Saya lahir, besar, sekolah, dan kuliah di Solo, the Spirit of Java. Dalam hal pendidikan, prestasi saya tidak menonjol. Begitu juga dalam hal-hal yang lain. Saya tidak berbakat dalam bidang apapun. Seni, olahraga, musik, ga ada satu pun yg saya hebati. Tapi sekarang saya sedang gandrung sama sepeda lipat, blajar masak, dan mencoba menjadi musisi amatiran. Untungnya saya dikelilingi orang-orang yang mendukung dan membantu semua kegiatan saya itu. Keluarga dan teman-teman terutama.

mmm .. apa lagi ya?

Oh ya. Saya punya banyak sahabat. Mereka teman-teman sekolah saya (SMP, SMA, kuliah). Sahabat saya di SMP dulu tergabung dalam sebuah CLONIND, asalnya dari huruf depan kami (Cintani, Lia, Opie, Novika, Ika, Nafisa, Dewi). Kami bertujuh, layaknya warna pelangi. Tapi sekarang pada sibuk sendiri-sendiri jadi jarang ketemu. Skarang teman-teman SMP yg masih bisa diajak menghabiskan waktu ada Dody, Bitbit, Arga, Yusuf, dan Lia. Kami suka meneriaki mic dan layar karaoke, melantunkan lagu yg ada di play list hp kami. Haha

Sahabat saya waktu SMA terdiri dari dua kelompok (kayak nyebutin klasifikasi apaan aja). Gerombolan pertama ada Ayud, Dian, Nina, dan Ayu. Gerombolan kedua ada Diva (Bebek), Faat (Singo), Zesa (Zzzt), dan Elita (Sodox). Di antara mereka, cuma saya yang ga punya nama julukan.

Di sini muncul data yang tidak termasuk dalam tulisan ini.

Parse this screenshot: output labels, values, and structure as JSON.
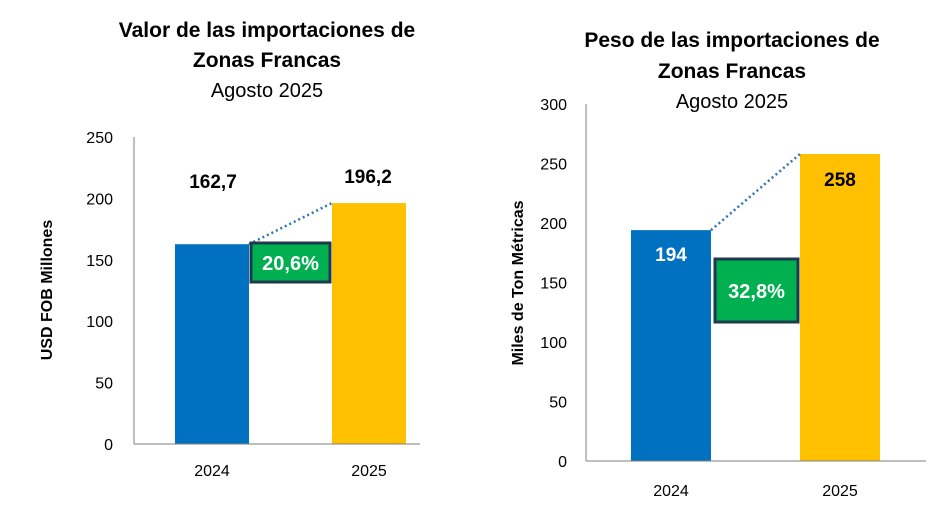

Yang terakhir, sahabat dari tempat kuliah. Mereka bidadari Sasing yg mengajarkan saya banyak hal. Ikha, Cindy, Ata, Beka, Anita, Rini, Farida, dan Chandra. Mereka super seru !

Suatu saat saya ingin kerja di luar Solo, tapi kadang berpikir Solo yang sekarang sayang untuk ditinggalkan. Apalagi mengingat semua teman dan keluarga saya tinggal di sini. Entahlah. Biar waktu yang menjawab.

Sementara itu dulu yang bisa saya tulis. Mata udah ga sanggup lagi beradu pandang dengan layar laptop. Semoga tulisan awal saya ini bisa menjadi perkenalan.